Condannato, in arresto e pure sospeso dal suo ordine professionale. Ma il commercialista lavorava lo stesso... e così la Finanza gli sequestra tutti i computer

L’inchiesta Sorpreso a contattare i clienti nonostante fosse ai domiciliari per frode fiscale. Blitz dei finanzieri che gli sequestrano anche telefoni e la connessione a internet

Arrestato lo scorso settembre con l’accusa di un’evasione fiscale milionaria, accompagnata anche dall’utilizzo di fatture per operazioni inesistenti, il commercialista “nullatenente” con studio in centro storico a Como aveva poi ottenuto gli arresti domiciliari. Ritenuti sufficienti per scongiurare il rischio che potesse reiterare il reato ipotizzato a suo carico dalla Procura.

Che abbia commesso nuovi reati difficile a dirsi, ma di certo i finanzieri della compagnia di Olgiate Comasco - che hanno indagato su di lui, coordinati dal pubblico ministero Massimo Astori - ora gli contestano che mentre si trovava in custodia cautelare nella sua villa (peraltro messa sotto sequestro) ha continuato a mantenere i contatti con i clienti e a lavorare.
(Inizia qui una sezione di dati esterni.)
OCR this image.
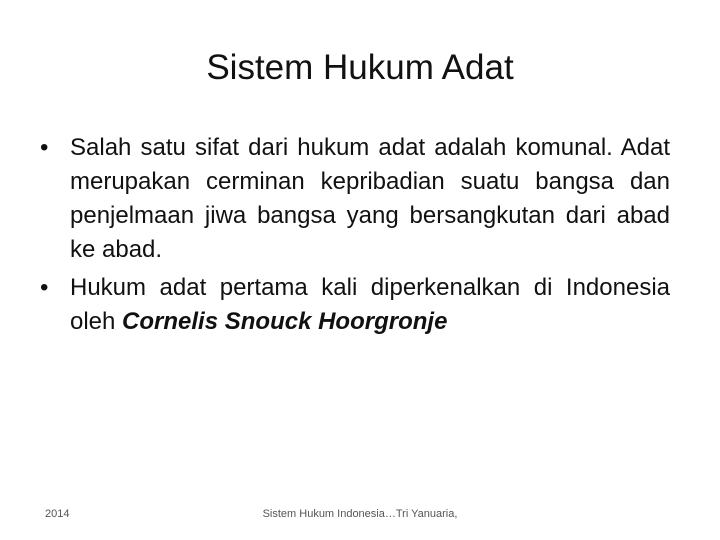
Sistem Hukum Adat

• Salah satu sifat dari hukum adat adalah komunal. Adat merupakan cerminan kepribadian suatu bangsa dan penjelmaan jiwa bangsa yang bersangkutan dari abad ke abad.

• Hukum adat pertama kali diperkenalkan di Indonesia oleh Cornelis Snouck Hoorgronje

Sistem Hukum Indonesia…Tri Yanuaria,
2014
Il tutto non solo a dispetto del divieto imposto dal giudice, ma anche della sospensione cautelare disposta dal consiglio di disciplina dell’Ordine dei Commercialisti della provincia di Como.

Le accuse

Ha seriamente rischiato di tornare in carcere, Gianpaolo Palmiero, quando i finanzieri sono entrati in casa sua e gli hanno sequestrato tutti gli apparecchi elettronici e di comunicazione presenti: portatili, personal computer, tablet, telefoni cellulari e pure la connessione a internet. Motivo del provvedimento, elementi acquisiti dagli investigatori su contatti avvenuto in questi mesi con dei clienti.

In particolare i finanzieri avrebbero intercettato delle mail, inviate dal fiscalista, dove il professionista avrebbe tranquillizzato sul fatto che fosse tornato a operare come in passato. Quando, in realtà, non avrebbe potuto neppure avvicinarsi a un apparecchio elettronico in grado di comunicare con l’esterno.

Il blitz delle fiamme gialle è stato messo a segno nei giorni scorsi, ma si è saputo soltanto successivamente, a margine dell’udienza preliminare che - proprio questa settimana - ha portato alla condanna (in primo grado, quindi parliamo di una sentenza parziale e ancora da confermare prima in appello e infine in Cassazione) a quattro anni e due mesi di reclusione per dichiarazione fraudolenta mediante artifici, emissione di fatture per operazioni inesistenti e sottrazione fraudolenta al pagamento delle imposte. Il tutto per un ammontare di circa tre milioni di euro.

I beni sequestrati

Oltre alla condanna, il giudice ha disposto anche la confisca - quando e se la sentenza passerà in giudicato - di tutto ciò che la Procura ha fatto sequestrare lo scorso settembre. Ovvero le quote delle quattro società riconducibili al professionista con studio in via Diaz (ma domicilio ad Alserio) utilizzate - nell’ipotesi dell’accusa - per frodare il fisco, denaro contante per oltre 300mila euro, ma anche immobili tra i quali la villa con piscina dove il commercialista abita con la famiglia. Villa che, tra l’altro, sarebbe stata costruita con soldi di una società cooperativa, riconducibile al fiscalista stesso, i cui proventi sarebbero derivati - sempre secondo l’accusa - dalla (presunta) maxi evasione fiscale.